I wrote this  poem a year ago, after I encountered a student on more than one occasion while subbing.  She was in high school, blonde hair painted a light blue at the tips, and underneath her sleeves, lines revealed that she's had a past of cutting.  I could see more lines peeking through her holey jeans.  I wonder what kind of hell she's been through, to do harm to herself.  I wrote this poem, as a means of what I wish I could say to her, if I had the chance.  I wished so much that I could tell her God loves her, adores her; that she no longer has to hurt, because through Jesus, she can be healed.  
One year later, I'm rereading this poem, something I wrote for someone whom I no longer remember their name, and realizing that I need the words for myself. Poetry is funny like that - written for one purpose, and later is translated into another purpose for another person.  I just didn't figure on that "other person" being me.  The author needing her own words to beg for help.  Who would've thunk?  Actually, I thought I was over this whole self-condemnation thing back when I finished college.  But with new chapters in life come new challenges, and depending on how the day ends, one either feels like a success or a failure. 

There has been a pain inside me growing, condemning my identity as a person.  Some scars can be plainly viewed.  Like my former student, they peer through fabric with the movement of a limb.  However, many scars have to be understood to be seen.  And the scars that I have hidden are such.  I used to look in the mirror and lash out against my own reflection.  For what I saw physically; what I saw emotionally; spiritually.  I would despise what I saw.  I would curse myself, forgetting what beauty I had within me, because the faults and imperfections I believed I had seemed to be a greater determinant of who I am as an individual.  When I looked in that mirror, I found some reason where I was lacking, compared to my friends and family, and wondered why on earth was I the way I am.  There were moments I decided to carry the weight of the world on my shoulders and try to solve all of its problems...and find myself utterly lacking.  And therefore, utterly a failure.  

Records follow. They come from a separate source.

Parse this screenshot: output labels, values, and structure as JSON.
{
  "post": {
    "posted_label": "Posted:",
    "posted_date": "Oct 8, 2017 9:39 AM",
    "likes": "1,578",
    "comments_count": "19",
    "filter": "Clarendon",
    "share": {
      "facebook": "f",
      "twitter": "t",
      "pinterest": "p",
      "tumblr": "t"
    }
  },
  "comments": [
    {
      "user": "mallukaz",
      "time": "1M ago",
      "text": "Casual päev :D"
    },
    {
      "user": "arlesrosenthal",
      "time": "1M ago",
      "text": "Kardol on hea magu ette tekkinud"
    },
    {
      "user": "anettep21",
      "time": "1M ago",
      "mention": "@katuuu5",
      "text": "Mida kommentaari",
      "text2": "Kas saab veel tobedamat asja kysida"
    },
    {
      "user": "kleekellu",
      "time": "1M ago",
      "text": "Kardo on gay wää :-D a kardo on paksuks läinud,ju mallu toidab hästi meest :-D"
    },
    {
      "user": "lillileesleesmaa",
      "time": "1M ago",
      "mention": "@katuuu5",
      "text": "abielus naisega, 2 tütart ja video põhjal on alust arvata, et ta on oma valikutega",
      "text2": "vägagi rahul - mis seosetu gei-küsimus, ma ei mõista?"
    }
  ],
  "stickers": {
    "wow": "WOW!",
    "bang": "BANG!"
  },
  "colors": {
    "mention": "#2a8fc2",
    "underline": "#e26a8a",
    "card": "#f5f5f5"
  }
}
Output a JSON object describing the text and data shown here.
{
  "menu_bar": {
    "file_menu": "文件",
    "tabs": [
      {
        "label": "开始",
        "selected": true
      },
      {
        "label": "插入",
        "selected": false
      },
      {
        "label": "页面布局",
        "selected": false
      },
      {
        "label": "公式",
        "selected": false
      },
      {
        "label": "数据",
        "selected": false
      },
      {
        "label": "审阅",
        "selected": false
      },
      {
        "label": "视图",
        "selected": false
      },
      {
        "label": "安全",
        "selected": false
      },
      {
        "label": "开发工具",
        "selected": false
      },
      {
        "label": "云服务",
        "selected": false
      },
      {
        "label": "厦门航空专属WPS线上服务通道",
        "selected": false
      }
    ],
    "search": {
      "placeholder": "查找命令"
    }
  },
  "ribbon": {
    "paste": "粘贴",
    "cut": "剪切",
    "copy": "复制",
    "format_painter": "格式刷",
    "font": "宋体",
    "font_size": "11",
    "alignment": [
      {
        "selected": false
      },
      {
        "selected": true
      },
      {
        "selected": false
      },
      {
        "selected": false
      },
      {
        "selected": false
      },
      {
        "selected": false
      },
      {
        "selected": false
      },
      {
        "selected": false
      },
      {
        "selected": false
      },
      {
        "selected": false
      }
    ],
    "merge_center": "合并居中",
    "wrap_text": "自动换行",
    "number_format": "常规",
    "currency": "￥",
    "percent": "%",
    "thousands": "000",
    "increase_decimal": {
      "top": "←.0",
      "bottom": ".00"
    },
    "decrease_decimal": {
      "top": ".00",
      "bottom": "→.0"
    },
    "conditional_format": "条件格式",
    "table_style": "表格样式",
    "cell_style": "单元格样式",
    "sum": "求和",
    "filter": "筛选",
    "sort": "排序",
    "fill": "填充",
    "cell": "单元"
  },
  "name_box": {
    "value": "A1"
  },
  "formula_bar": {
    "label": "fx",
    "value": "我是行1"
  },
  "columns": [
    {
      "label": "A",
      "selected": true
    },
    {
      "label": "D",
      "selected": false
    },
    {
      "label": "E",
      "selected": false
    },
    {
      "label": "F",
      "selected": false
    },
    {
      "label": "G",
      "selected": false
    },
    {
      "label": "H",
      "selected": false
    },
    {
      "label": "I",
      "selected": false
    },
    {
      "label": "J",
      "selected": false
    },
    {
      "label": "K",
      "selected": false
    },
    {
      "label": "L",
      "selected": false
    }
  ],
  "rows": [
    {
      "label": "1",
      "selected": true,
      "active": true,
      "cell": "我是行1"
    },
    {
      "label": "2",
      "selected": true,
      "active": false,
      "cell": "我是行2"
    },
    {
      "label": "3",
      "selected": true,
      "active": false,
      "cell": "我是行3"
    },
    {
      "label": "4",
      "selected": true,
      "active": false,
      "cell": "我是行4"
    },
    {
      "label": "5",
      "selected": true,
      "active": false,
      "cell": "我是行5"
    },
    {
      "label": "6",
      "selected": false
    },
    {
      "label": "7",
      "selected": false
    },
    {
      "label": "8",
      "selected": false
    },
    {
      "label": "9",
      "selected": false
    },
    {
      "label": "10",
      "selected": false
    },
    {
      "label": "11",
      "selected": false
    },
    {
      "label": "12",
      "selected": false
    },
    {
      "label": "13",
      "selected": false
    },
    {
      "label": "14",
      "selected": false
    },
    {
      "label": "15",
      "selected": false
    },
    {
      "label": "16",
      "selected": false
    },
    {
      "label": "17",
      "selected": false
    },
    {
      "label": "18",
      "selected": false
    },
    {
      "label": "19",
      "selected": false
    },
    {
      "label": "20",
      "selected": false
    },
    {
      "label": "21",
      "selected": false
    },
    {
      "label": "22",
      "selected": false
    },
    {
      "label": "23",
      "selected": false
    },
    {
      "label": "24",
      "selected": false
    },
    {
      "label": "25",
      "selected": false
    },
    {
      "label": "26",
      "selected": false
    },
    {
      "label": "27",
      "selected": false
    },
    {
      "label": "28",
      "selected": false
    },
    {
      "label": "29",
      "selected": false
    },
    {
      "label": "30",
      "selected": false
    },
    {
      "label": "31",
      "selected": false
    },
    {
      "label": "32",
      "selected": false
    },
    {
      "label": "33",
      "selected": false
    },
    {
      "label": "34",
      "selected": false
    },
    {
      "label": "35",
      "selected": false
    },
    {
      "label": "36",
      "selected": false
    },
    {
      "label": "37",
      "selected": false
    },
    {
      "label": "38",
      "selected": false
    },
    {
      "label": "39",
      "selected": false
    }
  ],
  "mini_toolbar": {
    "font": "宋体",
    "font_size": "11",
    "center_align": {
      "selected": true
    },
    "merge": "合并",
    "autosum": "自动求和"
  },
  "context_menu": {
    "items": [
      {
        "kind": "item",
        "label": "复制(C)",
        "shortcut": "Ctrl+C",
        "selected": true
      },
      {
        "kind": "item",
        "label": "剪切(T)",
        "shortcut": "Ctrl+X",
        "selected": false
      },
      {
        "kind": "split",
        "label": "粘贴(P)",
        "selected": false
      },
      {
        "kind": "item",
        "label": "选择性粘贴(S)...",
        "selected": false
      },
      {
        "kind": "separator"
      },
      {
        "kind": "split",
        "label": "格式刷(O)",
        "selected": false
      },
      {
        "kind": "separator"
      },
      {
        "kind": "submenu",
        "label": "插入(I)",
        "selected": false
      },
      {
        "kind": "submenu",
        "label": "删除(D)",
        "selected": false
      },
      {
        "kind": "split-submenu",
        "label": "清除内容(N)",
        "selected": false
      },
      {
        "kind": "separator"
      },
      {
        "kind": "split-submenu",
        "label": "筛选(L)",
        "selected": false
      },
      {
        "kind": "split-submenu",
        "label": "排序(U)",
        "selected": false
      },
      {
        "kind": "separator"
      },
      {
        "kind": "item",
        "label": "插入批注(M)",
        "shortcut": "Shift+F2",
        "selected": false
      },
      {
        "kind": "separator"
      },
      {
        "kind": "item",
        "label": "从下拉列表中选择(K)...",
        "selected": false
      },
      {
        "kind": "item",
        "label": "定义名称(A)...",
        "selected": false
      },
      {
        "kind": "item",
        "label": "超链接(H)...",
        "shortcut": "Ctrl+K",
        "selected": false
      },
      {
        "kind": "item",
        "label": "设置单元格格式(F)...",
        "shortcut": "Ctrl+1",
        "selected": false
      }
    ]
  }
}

Noun; not just a verb.  Identity; not just an action.  

Never mind the playful heart; the life-filled laughter; the never-ending song.  Never mind the sun-kissed hair and freckles that splatter against my cheeks.  Never mind the memory captured through film, or the ability to communicate through pen, nor the difference I have been able to make with kids.  Never mind that I am God's child and fashioned in His image...

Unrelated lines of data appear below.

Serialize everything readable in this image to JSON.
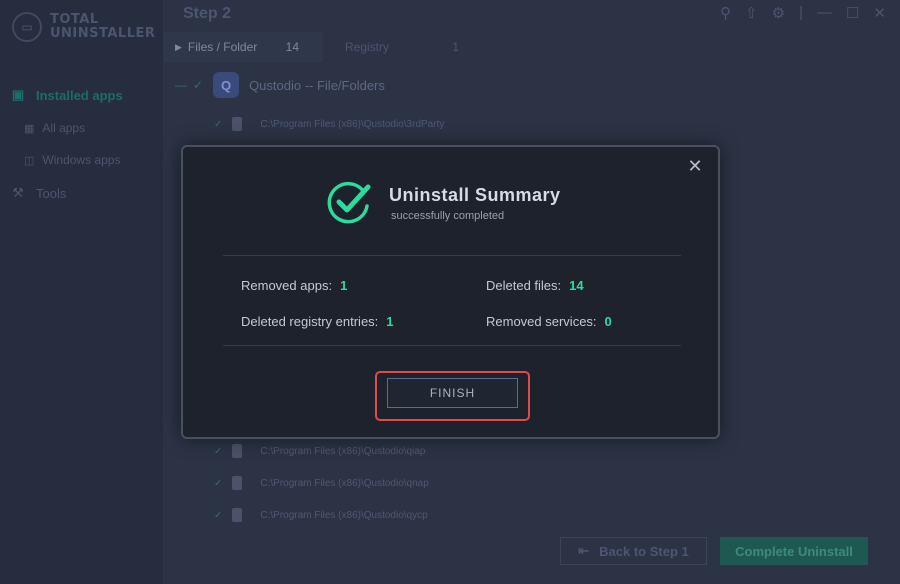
{
  "brand": {
    "line1": "TOTAL",
    "line2": "UNINSTALLER"
  },
  "sidebar": {
    "items": [
      {
        "label": "Installed apps",
        "icon": "box-icon"
      },
      {
        "label": "All apps",
        "icon": "grid-icon"
      },
      {
        "label": "Windows apps",
        "icon": "windows-icon"
      },
      {
        "label": "Tools",
        "icon": "wrench-icon"
      }
    ]
  },
  "header": {
    "title": "Step 2"
  },
  "tabs": [
    {
      "label": "Files / Folder",
      "count": "14"
    },
    {
      "label": "Registry",
      "count": "1"
    }
  ],
  "app": {
    "name": "Qustodio -- File/Folders"
  },
  "files": [
    "C:\\Program Files (x86)\\Qustodio\\3rdParty",
    "C:\\Program Files (x86)\\Qustodio\\qiap",
    "C:\\Program Files (x86)\\Qustodio\\qnap",
    "C:\\Program Files (x86)\\Qustodio\\qycp"
  ],
  "footer": {
    "back_label": "Back to Step 1",
    "complete_label": "Complete Uninstall"
  },
  "modal": {
    "title": "Uninstall Summary",
    "subtitle": "successfully completed",
    "stats": {
      "removed_apps": {
        "label": "Removed apps:",
        "value": "1"
      },
      "deleted_files": {
        "label": "Deleted files:",
        "value": "14"
      },
      "deleted_registry": {
        "label": "Deleted registry entries:",
        "value": "1"
      },
      "removed_services": {
        "label": "Removed services:",
        "value": "0"
      }
    },
    "finish_label": "FINISH"
  },
  "colors": {
    "accent_green": "#2ddc9a",
    "highlight_red": "#e04a48"
  }
}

A year ago, I wrote this poem as a prayer for a teenager to realize who she truly is, and who she is meant to be.  I wrote it initially, to be a message for what Christ's redemption does for the wounds to peoples' hearts.  And yet, I am in need of this prayer.  I thought I beaten this self-hatred.  Which is why its presence now is so concerning to my soul.   Why is it coming back?  Of course, I KNOW who I am in Christ, and how I am a daughter of God.  So, why is it still being thrown in my face? Nonetheless, there have been secret wounds I did not uttered, because I feared not only the condemnation I brought upon myself, but anxious if others would share the same sentiment.  The result was a rotting spirit, and a forgotten value. 

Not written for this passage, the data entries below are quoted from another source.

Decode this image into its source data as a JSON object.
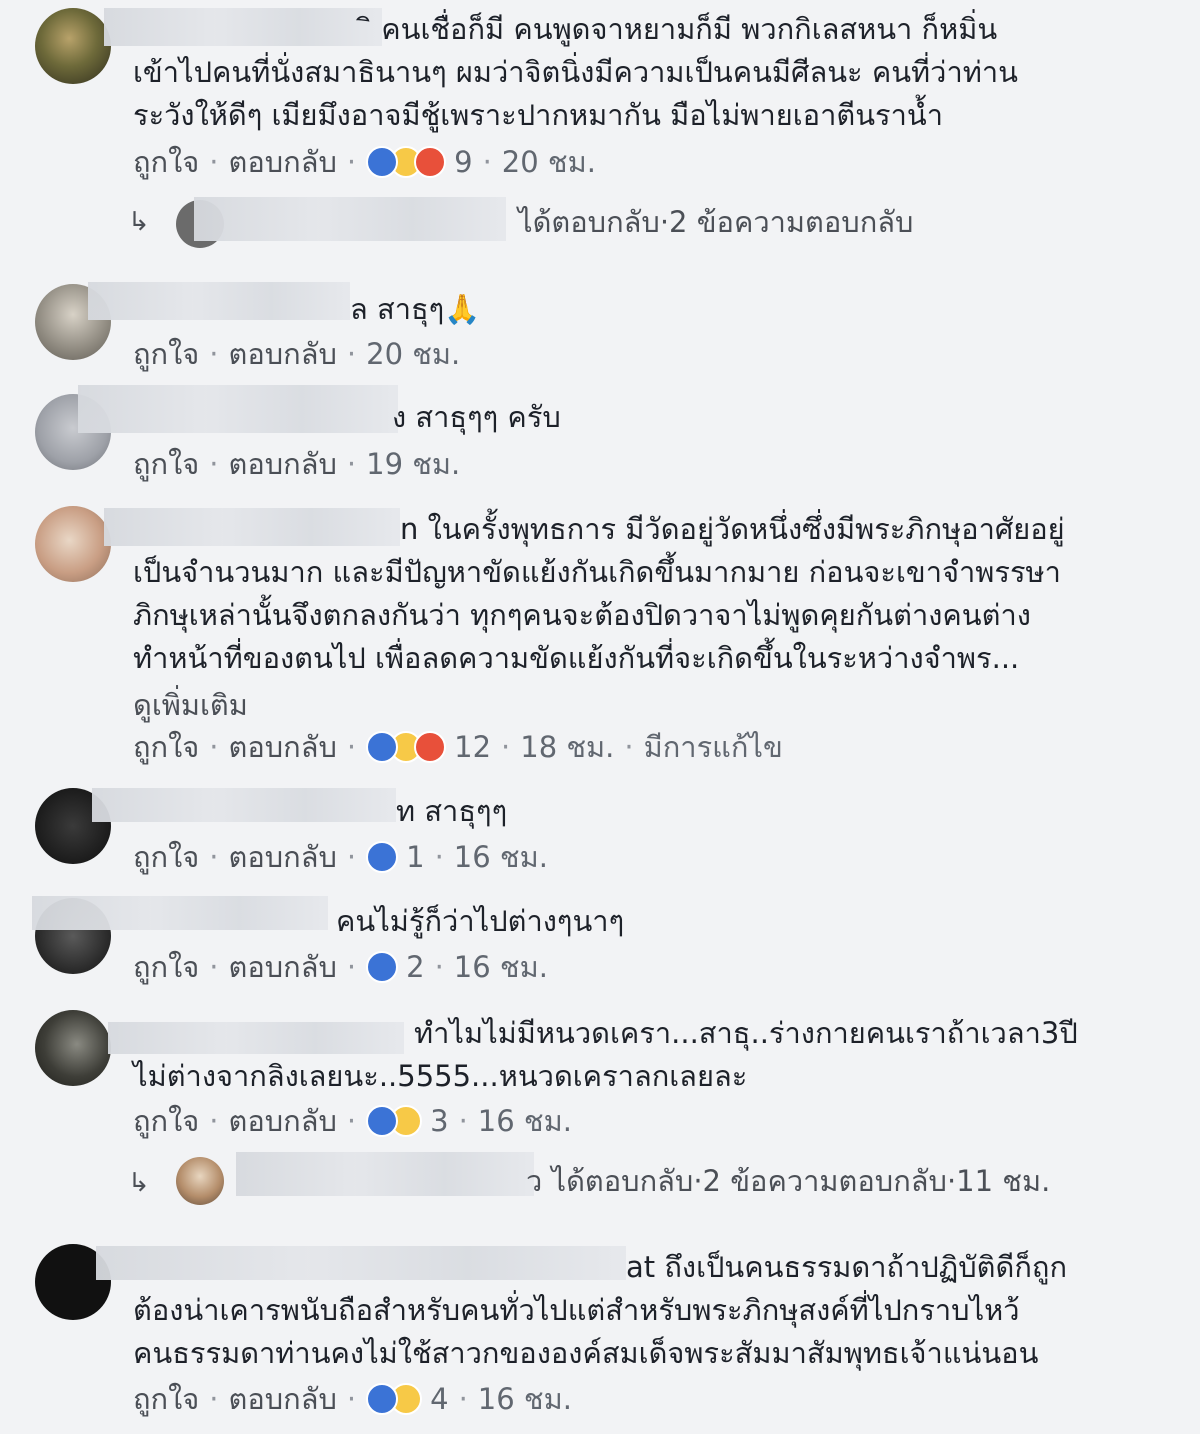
{
  "actions": {
    "like": "ถูกใจ",
    "reply": "ตอบกลับ",
    "sep": "·"
  },
  "comments": [
    {
      "lines": [
        "ิ คนเชื่อก็มี คนพูดจาหยามก็มี พวกกิเลสหนา ก็หมิ่น",
        "เข้าไปคนที่นั่งสมาธินานๆ ผมว่าจิตนิ่งมีความเป็นคนมีศีลนะ คนที่ว่าท่าน",
        "ระวังให้ดีๆ เมียมึงอาจมีชู้เพราะปากหมากัน มือไม่พายเอาตีนราน้ำ"
      ],
      "count": "9",
      "time": "20 ชม.",
      "reply_summary": {
        "text": "ได้ตอบกลับ",
        "count": "2 ข้อความตอบกลับ"
      }
    },
    {
      "lines": [
        "ล สาธุๆ🙏"
      ],
      "time": "20 ชม."
    },
    {
      "lines": [
        "ง สาธุๆๆ ครับ"
      ],
      "time": "19 ชม."
    },
    {
      "lines": [
        "n ในครั้งพุทธการ มีวัดอยู่วัดหนึ่งซึ่งมีพระภิกษุอาศัยอยู่",
        "เป็นจำนวนมาก และมีปัญหาขัดแย้งกันเกิดขึ้นมากมาย ก่อนจะเขาจำพรรษา",
        "ภิกษุเหล่านั้นจึงตกลงกันว่า ทุกๆคนจะต้องปิดวาจาไม่พูดคุยกันต่างคนต่าง",
        "ทำหน้าที่ของตนไป เพื่อลดความขัดแย้งกันที่จะเกิดขึ้นในระหว่างจำพร..."
      ],
      "see_more": "ดูเพิ่มเติม",
      "count": "12",
      "time": "18 ชม.",
      "edited": "มีการแก้ไข"
    },
    {
      "lines": [
        "ท สาธุๆๆ"
      ],
      "count": "1",
      "time": "16 ชม."
    },
    {
      "lines": [
        "คนไม่รู้ก็ว่าไปต่างๆนาๆ"
      ],
      "count": "2",
      "time": "16 ชม."
    },
    {
      "lines": [
        "ทำไมไม่มีหนวดเครา...สาธุ..ร่างกายคนเราถ้าเวลา3ปี",
        "ไม่ต่างจากลิงเลยนะ..5555...หนวดเคราลกเลยละ"
      ],
      "count": "3",
      "time": "16 ชม.",
      "reply_summary": {
        "text": "ว ได้ตอบกลับ",
        "count": "2 ข้อความตอบกลับ",
        "time": "11 ชม."
      }
    },
    {
      "lines": [
        "at ถึงเป็นคนธรรมดาถ้าปฏิบัติดีก็ถูก",
        "ต้องน่าเคารพนับถือสำหรับคนทั่วไปแต่สำหรับพระภิกษุสงค์ที่ไปกราบไหว้",
        "คนธรรมดาท่านคงไม่ใช้สาวกขององค์สมเด็จพระสัมมาสัมพุทธเจ้าแน่นอน"
      ],
      "count": "4",
      "time": "16 ชม."
    }
  ]
}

I have since removed the plank from my own eyes, and revealed to my family the hurt I have dealt with.  And there is healing in knowing that they have stood beside me, prayed with me, and are not willing to let me fall down through cracks laced with lies from Satan.  Am I perfect?  No.  But I am remembering who I truly am, laying behind me the things have held me back, and am marching toward what is ahead (Philippians 3:12-14) .  No longer do I have to bear my scars.  Through Christ, they will fade.